Expression of interest - permission given by Glenn

No assistance can be given by the forum for any trades that take place off forum

Hi there,

as some of you might have noticed I sold a few beauties on Gumtree.

I have all the above mentioned coming in the next days with one group.

They are currently not serviced, but if you are interested I would sell maybe as they are to Forum members. But I prefer selling it in working order.

The bigger buddies like a Gaggia America 3group (dual fuel) and an Faema E61 2group dual fuel are currently serviced in Germany by a workshop specialized on vintage machines, customization to your needs possible. All serviced machines have a one year warranty, in commercial use it is 6 months.
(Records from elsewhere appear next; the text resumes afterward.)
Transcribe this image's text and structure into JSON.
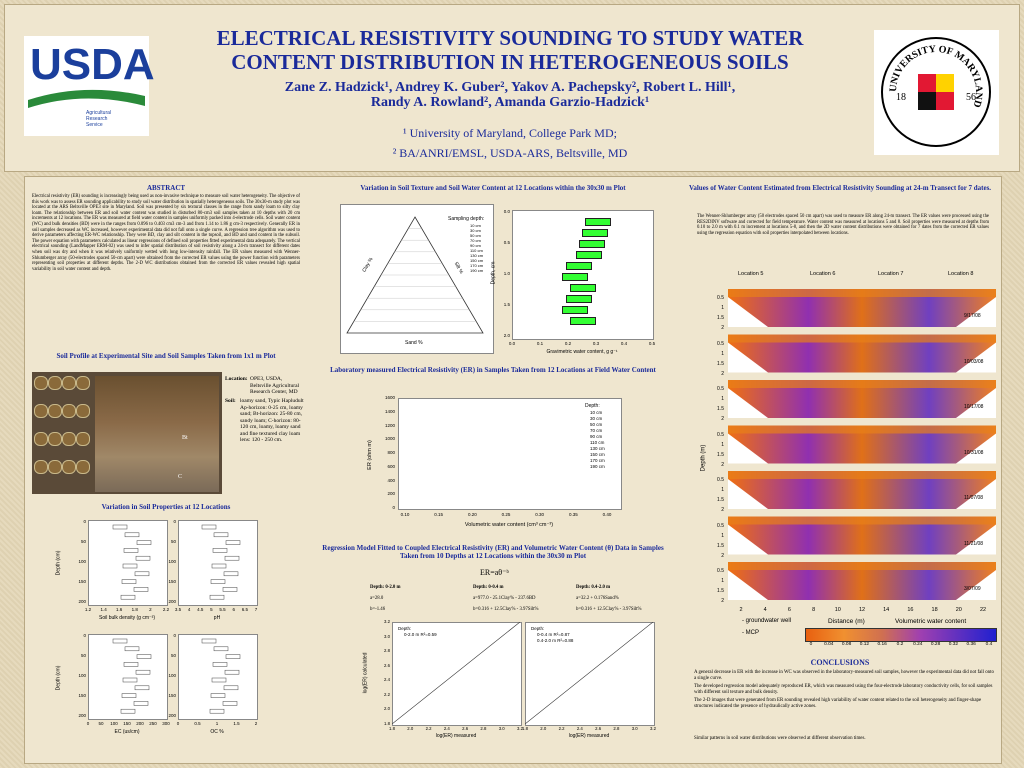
{
  "header": {
    "title_lines": [
      "ELECTRICAL RESISTIVITY SOUNDING TO STUDY WATER",
      "CONTENT DISTRIBUTION IN HETEROGENEOUS SOILS"
    ],
    "authors_lines": [
      "Zane Z. Hadzick¹, Andrey K. Guber², Yakov A. Pachepsky², Robert L. Hill¹,",
      "Randy A. Rowland², Amanda Garzio-Hadzick¹"
    ],
    "affiliations": [
      "¹ University of Maryland, College Park MD;",
      "² BA/ANRI/EMSL, USDA-ARS, Beltsville, MD"
    ],
    "usda_logo": "USDA",
    "ars_logo": [
      "Agricultural",
      "Research",
      "Service"
    ],
    "umd_logo": {
      "ring": "UNIVERSITY OF MARYLAND",
      "left": "18",
      "right": "56"
    }
  },
  "abstract": {
    "heading": "ABSTRACT",
    "text": "Electrical resistivity (ER) sounding is increasingly being used as non-invasive technique to measure soil water heterogeneity. The objective of this work was to assess ER sounding applicability to study soil water distribution in spatially heterogeneous soils. The 30x30-m study plot was located at the ARS Beltsville OPE3 site in Maryland. Soil was presented by six textural classes in the range from sandy loam to silty clay loam. The relationship between ER and soil water content was studied in disturbed 80-cm3 soil samples taken at 10 depths with 20 cm increments at 12 locations. The ER was measured at field water content in samples uniformly packed into 4-electrode cells. Soil water content (WC) and bulk densities (BD) were in the ranges from 0.096 to 0.403 cm3 cm-3 and from 1.14 to 1.86 g cm-3 respectively. Generally ER in soil samples decreased as WC increased, however experimental data did not fall onto a single curve. A regression tree algorithm was used to derive parameters affecting ER-WC relationship. They were BD, clay and silt content in the topsoil, and BD and sand content in the subsoil. The power equation with parameters calculated as linear regressions of defined soil properties fitted experimental data adequately. The vertical electrical sounding (LandMapper ERM-02) was used to infer spatial distribution of soil resistivity along a 24-m transect for different dates when soil was dry and when it was relatively uniformly wetted with long low-intensity rainfall. The ER values measured with Wenner-Shlumberger array (50-electrodes spaced 50-cm apart) were obtained from the corrected ER values using the power function with parameters representing soil properties at different depths. The 2-D WC distributions obtained from the corrected ER values revealed high spatial variability in soil water content and depth."
  },
  "soil_profile": {
    "heading": "Soil Profile at Experimental Site and Soil Samples Taken from 1x1 m Plot",
    "location_label": "Location:",
    "location": "OPE3, USDA, Beltsville Agricultural Research Center, MD",
    "soil_label": "Soil:",
    "soil": "loamy sand, Typic Hapludult Ap-horizon: 0-25 cm, loamy sand; Bt-horizon: 25-80 cm, sandy loam; C-horizon: 80-120 cm, loamy, loamy sand and fine textured clay loam lens: 120 - 250 cm.",
    "horizons": [
      "Bt",
      "C"
    ]
  },
  "soil_props": {
    "heading": "Variation in Soil Properties at 12 Locations",
    "depth_label": "Depth (cm)",
    "x_labels": [
      "Soil bulk density (g cm⁻³)",
      "pH",
      "EC (us/cm)",
      "OC %"
    ],
    "depth_ticks": [
      "0",
      "50",
      "100",
      "150",
      "200"
    ],
    "bd_ticks": [
      "1.2",
      "1.4",
      "1.6",
      "1.8",
      "2",
      "2.2"
    ],
    "ph_ticks": [
      "3.5",
      "4",
      "4.5",
      "5",
      "5.5",
      "6",
      "6.5",
      "7"
    ],
    "ec_ticks": [
      "0",
      "50",
      "100",
      "150",
      "200",
      "250",
      "300"
    ],
    "oc_ticks": [
      "0",
      "0.5",
      "1",
      "1.5",
      "2"
    ]
  },
  "texture": {
    "heading": "Variation in Soil Texture and Soil Water Content at 12 Locations within the 30x30 m Plot",
    "legend_title": "Sampling depth:",
    "legend": [
      "10 cm",
      "30 cm",
      "50 cm",
      "70 cm",
      "90 cm",
      "110 cm",
      "130 cm",
      "150 cm",
      "170 cm",
      "190 cm"
    ],
    "sand_label": "Sand %",
    "clay_label": "Clay %",
    "silt_label": "Silt %",
    "depth_label": "Depth, cm",
    "wc_label": "Gravimetric water content, g g⁻¹",
    "depth_ticks": [
      "0.0",
      "0.5",
      "1.0",
      "1.5",
      "2.0"
    ],
    "wc_ticks": [
      "0.0",
      "0.1",
      "0.2",
      "0.3",
      "0.4",
      "0.5"
    ]
  },
  "er": {
    "heading": "Laboratory measured Electrical Resistivity (ER) in Samples Taken from 12 Locations at Field Water Content",
    "y_label": "ER (ohm m)",
    "x_label": "Volumetric water content (cm³ cm⁻³)",
    "yticks": [
      "0",
      "200",
      "400",
      "600",
      "800",
      "1000",
      "1200",
      "1400",
      "1600"
    ],
    "xticks": [
      "0.10",
      "0.15",
      "0.20",
      "0.25",
      "0.30",
      "0.35",
      "0.40"
    ],
    "legend_title": "Depth:",
    "legend": [
      "10 cm",
      "30 cm",
      "50 cm",
      "70 cm",
      "90 cm",
      "110 cm",
      "130 cm",
      "150 cm",
      "170 cm",
      "190 cm"
    ]
  },
  "regression": {
    "heading": "Regression Model Fitted to Coupled Electrical Resistivity (ER) and Volumetric Water Content (θ) Data in Samples Taken from 10 Depths at 12 Locations within the 30x30 m Plot",
    "formula": "ER=aθ⁻ᵇ",
    "table": [
      [
        "Depth: 0-2.0 m",
        "a=28.0",
        "b=-1.46"
      ],
      [
        "Depth: 0-0.4 m",
        "a=977.0 - 25.1Clay% - 237.6BD",
        "b=0.316 + 12.5Clay% - 3.97Silt%"
      ],
      [
        "Depth: 0.4-2.0 m",
        "a=32.2 + 0.176Sand%",
        "b=0.316 + 12.5Clay% - 3.97Silt%"
      ]
    ],
    "legend_title": "Depth:",
    "legend_left": [
      "0-2.0 m R²=0.59"
    ],
    "legend_right": [
      "0-0.4 m R²=0.87",
      "0.4-2.0 m R²=0.88"
    ],
    "y_label": "log(ER) calculated",
    "x_label": "log(ER) measured",
    "ticks": [
      "1.8",
      "2.0",
      "2.2",
      "2.4",
      "2.6",
      "2.8",
      "3.0",
      "3.2"
    ]
  },
  "sounding": {
    "heading": "Values of Water Content Estimated from Electrical Resistivity Sounding at 24-m Transect for 7 dates.",
    "text": "The Wenner-Shlumberger array (50 electrodes spaced 50 cm apart) was used to measure ER along 24-m transect. The ER values were processed using the RES2DINV software and corrected for field temperature. Water content was measured at locations 5 and 8. Soil properties were measured at depths from 0.10 to 2.0 m with 0.1 m increment at locations 5-8, and then the 2D water content distributions were obtained for 7 dates from the corrected ER values using the regression equation with soil properties interpolated between locations.",
    "locations": [
      "Location 5",
      "Location 6",
      "Location 7",
      "Location 8"
    ],
    "dates": [
      "9/17/08",
      "10/03/08",
      "10/17/08",
      "10/31/08",
      "11/07/08",
      "11/21/08",
      "3/07/09"
    ],
    "depth_label": "Depth (m)",
    "depth_ticks": [
      "0.5",
      "1",
      "1.5",
      "2"
    ],
    "distance_label": "Distance (m)",
    "distance_ticks": [
      "2",
      "4",
      "6",
      "8",
      "10",
      "12",
      "14",
      "16",
      "18",
      "20",
      "22"
    ],
    "colorbar_label": "Volumetric water content",
    "colorbar_ticks": [
      "0",
      "0.04",
      "0.08",
      "0.12",
      "0.16",
      "0.2",
      "0.24",
      "0.28",
      "0.32",
      "0.36",
      "0.4"
    ],
    "legend": [
      "- groundwater well",
      "- MCP"
    ]
  },
  "conclusions": {
    "heading": "CONCLUSIONS",
    "items": [
      "A general decrease in ER with the increase in WC was observed in the laboratory-measured soil samples, however the experimental data did not fall onto a single curve.",
      "The developed regression model adequately reproduced ER, which was measured using the four-electrode laboratory conductivity cells, for soil samples with different soil texture and bulk density.",
      "The 2-D images that were generated from ER sounding revealed high variability of water content related to the soil heterogeneity and finger-shape structures indicated the presence of hydraulically active zones.",
      "Similar patterns in soil water distributions were observed at different observation times."
    ]
  }
}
Also available Faema President two group lever on electricity, Faema E61 2 group with stainless steel boiler problems ; ),

Faema Urania 2 group, Kees van der Westen Mirage Duetto

It is still a passion, but I try to do things right.

I usually source old ones, but a Vesuvius or GS3 AV is also available on request.

Viewing in Glasgow welcome ; ) Shipping possible

Paypal if you pay for it ; )

Have a nice weekend.

Tobias

I don´t want to spam the forum with pictures at that point. If you are interested, just get in touch

Here a picture of the nice grinders, hope they don´t get stuck on the border. Would be a shame.

But they are to nice to sell, I´m afraid.


----------



## Tobi (Nov 23, 2014)

Thank you Glenn, have a nice weekend ; )


----------



## Jp19810 (Apr 20, 2014)

Hi there Tobi,

I'd be interested in the lever machines if you could send me over some details.

Thanks

Jonathan


----------



## GCGlasgow (Jul 27, 2014)

Hi Tobi

Currently on the lookout for a lever machine and live in Glasgow so let me know when you have any for viewing. Thanks


----------



## Tobi (Nov 23, 2014)

On a two group Urania and a beautiful Conti Monaco you can look tomorrow.

The Conti made 3 coffees so far and is about 40 years old.

Probably the only kind in a new condition.


----------



## Tobi (Nov 23, 2014)

Unfortunatly I have never seen a Londinium, but I think the Conti is bigger.


----------



## CamV6 (Feb 7, 2012)

Yes, the conte is considerably bigger and not really as kitchen friendly


----------



## CamV6 (Feb 7, 2012)

Having said that, your Monaco is a real beauty


----------



## Tobi (Nov 23, 2014)

Have no experience with the Londinium, the Conti Prestina is more kitchen friendly. Or the best is probably a Faema Velox, wall mounted with a heated Velox group. Anyway don't we all need a coffee machine friendly kitchen!?


----------



## risky (May 11, 2015)

What a beast!


----------



## Rhys (Dec 21, 2014)

What's that lever one in the top pic? It looks interesting.


----------



## Tobi (Nov 23, 2014)

Faema Urania one group, have also a two group with red glass plate, almost ready


----------



## Phil104 (Apr 15, 2014)

Coffee Chap brought a Conti to the Rave Forum day. I can't remember now what the model was but it had an interesting lever action and it was brilliant to use. Unfortunately he didn't turn his back for a minute otherwise I would

have had it out of there.


----------